The cardiologist, Dr. John, at the cardiology center also does not have access to Kala’s past medical reports, allergy information, and previous procedures that she has undergone. Because of trauma, Kala is unable to communicate critical information about her past medical history to Dr. John. In the absence of this data, he has to take a calculated risk and recommends a coronary angiography. This is followed by a PCI (Percutaneous Coronary Intervention) as the patient is found to very unstable and at high ischemic risk. Fortunately for Kala, the risk taken by Dr. John pays off and she recovers. But this expensive treatment brings Kala and her family virtually on the streets. Being an unskilled laborer, Kala does not have any medical insurance that can bear the expense of her medical care. It should be also be pointed out that often Government hospitals in small towns do not have the needed infrastructure to support advanced cardiac procedures. Kala meets this medical expense by mortgaging the only piece of land she owns. And, it will take years for her and her family to pay back the loans.

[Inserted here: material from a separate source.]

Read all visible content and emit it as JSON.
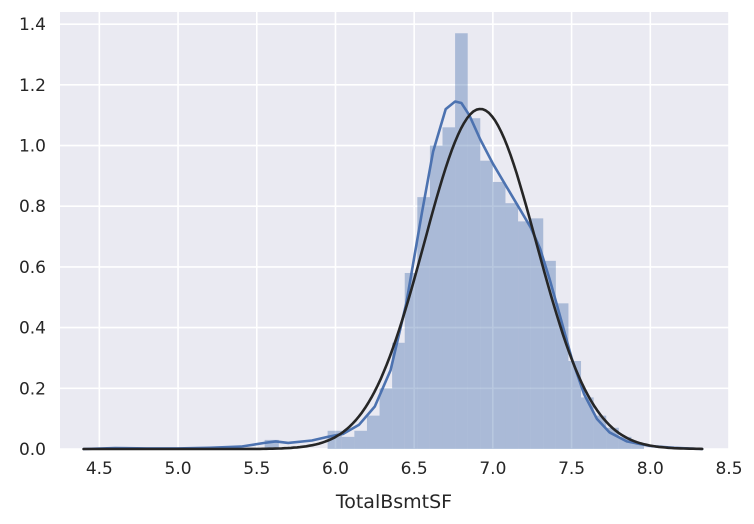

Throughout this process, the doctors who examined Kala did not have access to the complete clinical history of the patient. This lack of medical data handicapped the cardiac specialist from preparing a patient centric treatment plan. Moreover, lack of expert advice at the initial stage delayed the diagnosis and treatment. This delay could have led to further complications and even fatality! In fact, availability of expert advice at the initial stage could have addressed Kala’s cardiovascular disease via oral medication and diet guidance. This would have also helped avoid the expensive treatment that Kala had to eventually undergo.

This scenario highlights the value of past medical data in diagnosis and treatment. If the general physician at the PHC had been aware of Kala’s family and her medical history, he would have been able to provide better and faster treatment in the initial stages.

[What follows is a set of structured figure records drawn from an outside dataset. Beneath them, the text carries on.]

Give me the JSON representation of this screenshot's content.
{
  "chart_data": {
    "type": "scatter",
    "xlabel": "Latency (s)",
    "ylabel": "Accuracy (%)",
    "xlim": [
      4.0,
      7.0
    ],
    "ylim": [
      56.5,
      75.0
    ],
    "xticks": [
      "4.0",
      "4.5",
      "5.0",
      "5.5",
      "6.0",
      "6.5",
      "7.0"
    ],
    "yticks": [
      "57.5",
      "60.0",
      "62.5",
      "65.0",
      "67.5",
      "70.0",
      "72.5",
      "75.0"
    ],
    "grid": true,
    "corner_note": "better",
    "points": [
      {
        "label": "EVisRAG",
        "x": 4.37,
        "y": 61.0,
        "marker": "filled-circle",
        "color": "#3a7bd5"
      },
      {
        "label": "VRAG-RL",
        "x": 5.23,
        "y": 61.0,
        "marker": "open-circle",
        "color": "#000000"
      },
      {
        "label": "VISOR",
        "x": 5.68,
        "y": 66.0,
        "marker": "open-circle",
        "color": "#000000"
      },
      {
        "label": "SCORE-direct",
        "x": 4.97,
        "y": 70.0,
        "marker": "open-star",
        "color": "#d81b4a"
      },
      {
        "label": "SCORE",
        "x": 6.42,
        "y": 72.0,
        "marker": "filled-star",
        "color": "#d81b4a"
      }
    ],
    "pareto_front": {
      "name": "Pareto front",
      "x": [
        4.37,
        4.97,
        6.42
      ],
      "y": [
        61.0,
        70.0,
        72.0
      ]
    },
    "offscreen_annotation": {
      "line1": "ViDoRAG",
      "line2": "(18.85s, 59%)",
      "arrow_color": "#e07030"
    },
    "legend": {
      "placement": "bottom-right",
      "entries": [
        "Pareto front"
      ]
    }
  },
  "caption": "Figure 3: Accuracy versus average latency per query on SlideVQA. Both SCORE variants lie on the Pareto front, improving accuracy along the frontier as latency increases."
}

Next, let us look at a different scenario and see things from the perspective of Dr. Ram, a well-known cardiologist working in a tertiary care hospital in a tier-2 city in India. He has worked hard to achieve success in his life and is now reaping the benefits by attracting a large number of patients who only want to be treated by him. In a country like India where physician to patient ratio is very poor, a successful physician finds himself beset with more patients to treat and a more hectic schedule.

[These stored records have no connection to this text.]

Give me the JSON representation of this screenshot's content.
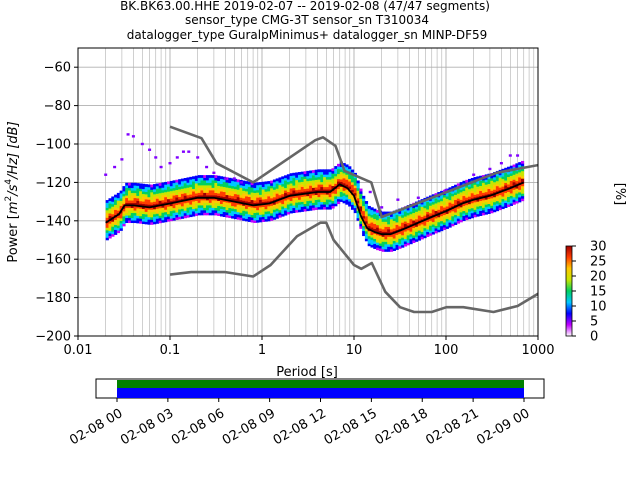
{
  "title_lines": [
    "BK.BK63.00.HHE   2019-02-07 -- 2019-02-08  (47/47 segments)",
    "sensor_type CMG-3T sensor_sn T310034",
    "datalogger_type GuralpMinimus+ datalogger_sn MINP-DF59"
  ],
  "chart_data": [
    {
      "type": "heatmap",
      "subtype": "probabilistic power spectral density",
      "xlabel": "Period [s]",
      "ylabel": "Power [m²/s⁴/Hz] [dB]",
      "ylabel_parts": {
        "prefix": "Power [",
        "m": "m",
        "exp1": "2",
        "slash1": "/s",
        "exp2": "4",
        "rest": "/Hz] [dB]"
      },
      "x_scale": "log",
      "xlim": [
        0.01,
        1000
      ],
      "ylim": [
        -200,
        -50
      ],
      "x_ticks": [
        0.01,
        0.1,
        1,
        10,
        100,
        1000
      ],
      "x_tick_labels": [
        "0.01",
        "0.1",
        "1",
        "10",
        "100",
        "1000"
      ],
      "y_ticks": [
        -200,
        -180,
        -160,
        -140,
        -120,
        -100,
        -80,
        -60
      ],
      "y_tick_labels": [
        "−200",
        "−180",
        "−160",
        "−140",
        "−120",
        "−100",
        "−80",
        "−60"
      ],
      "grid": true,
      "noise_model_color": "#666666",
      "high_noise_model": [
        [
          0.1,
          -91
        ],
        [
          0.22,
          -97
        ],
        [
          0.32,
          -110
        ],
        [
          0.8,
          -120
        ],
        [
          3.8,
          -98
        ],
        [
          4.6,
          -96.5
        ],
        [
          6.3,
          -101
        ],
        [
          7.9,
          -114
        ],
        [
          15.4,
          -120
        ],
        [
          20,
          -138
        ],
        [
          354.8,
          -115
        ],
        [
          1000,
          -111
        ]
      ],
      "low_noise_model": [
        [
          0.1,
          -168
        ],
        [
          0.17,
          -166.7
        ],
        [
          0.4,
          -166.7
        ],
        [
          0.8,
          -169
        ],
        [
          1.24,
          -163
        ],
        [
          2.4,
          -148
        ],
        [
          4.3,
          -141
        ],
        [
          5,
          -141
        ],
        [
          6,
          -150
        ],
        [
          10,
          -163
        ],
        [
          12,
          -165
        ],
        [
          15.6,
          -162
        ],
        [
          21.9,
          -177
        ],
        [
          31.6,
          -185
        ],
        [
          45,
          -187.5
        ],
        [
          70,
          -187.5
        ],
        [
          101,
          -185
        ],
        [
          154,
          -185
        ],
        [
          328,
          -187.5
        ],
        [
          600,
          -184.4
        ],
        [
          1000,
          -178
        ]
      ],
      "mean_curve": [
        [
          0.02,
          -141
        ],
        [
          0.025,
          -138
        ],
        [
          0.028,
          -136.5
        ],
        [
          0.032,
          -132
        ],
        [
          0.04,
          -132
        ],
        [
          0.06,
          -133
        ],
        [
          0.1,
          -131
        ],
        [
          0.2,
          -128
        ],
        [
          0.3,
          -128
        ],
        [
          0.5,
          -130
        ],
        [
          0.8,
          -132
        ],
        [
          1.2,
          -131
        ],
        [
          2,
          -127
        ],
        [
          4,
          -125
        ],
        [
          5.5,
          -125
        ],
        [
          7,
          -121
        ],
        [
          8.5,
          -123
        ],
        [
          10,
          -127
        ],
        [
          12,
          -138
        ],
        [
          14,
          -144
        ],
        [
          17,
          -146
        ],
        [
          20,
          -147
        ],
        [
          25,
          -147
        ],
        [
          32,
          -145
        ],
        [
          45,
          -142
        ],
        [
          70,
          -138
        ],
        [
          100,
          -135
        ],
        [
          150,
          -131
        ],
        [
          200,
          -129
        ],
        [
          300,
          -127
        ],
        [
          500,
          -123
        ],
        [
          700,
          -120
        ]
      ],
      "mean_color": "#000000",
      "spread_above_db": 11,
      "spread_below_db": 9,
      "outliers": [
        [
          0.02,
          -116
        ],
        [
          0.025,
          -112
        ],
        [
          0.03,
          -108
        ],
        [
          0.035,
          -95
        ],
        [
          0.04,
          -96
        ],
        [
          0.05,
          -100
        ],
        [
          0.06,
          -103
        ],
        [
          0.07,
          -107
        ],
        [
          0.08,
          -112
        ],
        [
          0.1,
          -110
        ],
        [
          0.12,
          -107
        ],
        [
          0.14,
          -104
        ],
        [
          0.16,
          -104
        ],
        [
          0.2,
          -107
        ],
        [
          0.25,
          -112
        ],
        [
          0.3,
          -115
        ],
        [
          0.4,
          -118
        ],
        [
          0.5,
          -118
        ],
        [
          0.6,
          -120
        ],
        [
          15,
          -125
        ],
        [
          20,
          -133
        ],
        [
          30,
          -129
        ],
        [
          50,
          -128
        ],
        [
          100,
          -124
        ],
        [
          200,
          -116
        ],
        [
          300,
          -113
        ],
        [
          400,
          -110
        ],
        [
          500,
          -106
        ],
        [
          600,
          -106
        ]
      ],
      "colorbar": {
        "label": "[%]",
        "range": [
          0,
          30
        ],
        "ticks": [
          0,
          5,
          10,
          15,
          20,
          25,
          30
        ],
        "tick_labels": [
          "0",
          "5",
          "10",
          "15",
          "20",
          "25",
          "30"
        ],
        "colormap": [
          "#ffffff",
          "#c000ff",
          "#0000ff",
          "#00c8ff",
          "#00d060",
          "#c8e600",
          "#ffc800",
          "#ff3c00",
          "#a00000"
        ]
      }
    },
    {
      "type": "timeline",
      "description": "data coverage bar",
      "x_tick_labels": [
        "02-08 00",
        "02-08 03",
        "02-08 06",
        "02-08 09",
        "02-08 12",
        "02-08 15",
        "02-08 18",
        "02-08 21",
        "02-09 00"
      ],
      "coverage_fraction_start": 0.0,
      "coverage_fraction_end": 1.0,
      "bands": [
        {
          "color": "#008000"
        },
        {
          "color": "#0000ff"
        }
      ]
    }
  ]
}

Of late, Dr. Ram is spending more time at work. A larger number of patients and with increased expectations are approaching him both at his home and as well in the hospital looking for a cure to their medical problems. The outpatient consulting, the ward rounds, and the surgery (both planned and emergency cases) consume the major portion of his time during the day. As the number of patients increase, the number of surgeries he needs to perform increases, and consequently, Dr. Ram finds himself busy with surgery at the hospital until late in the night.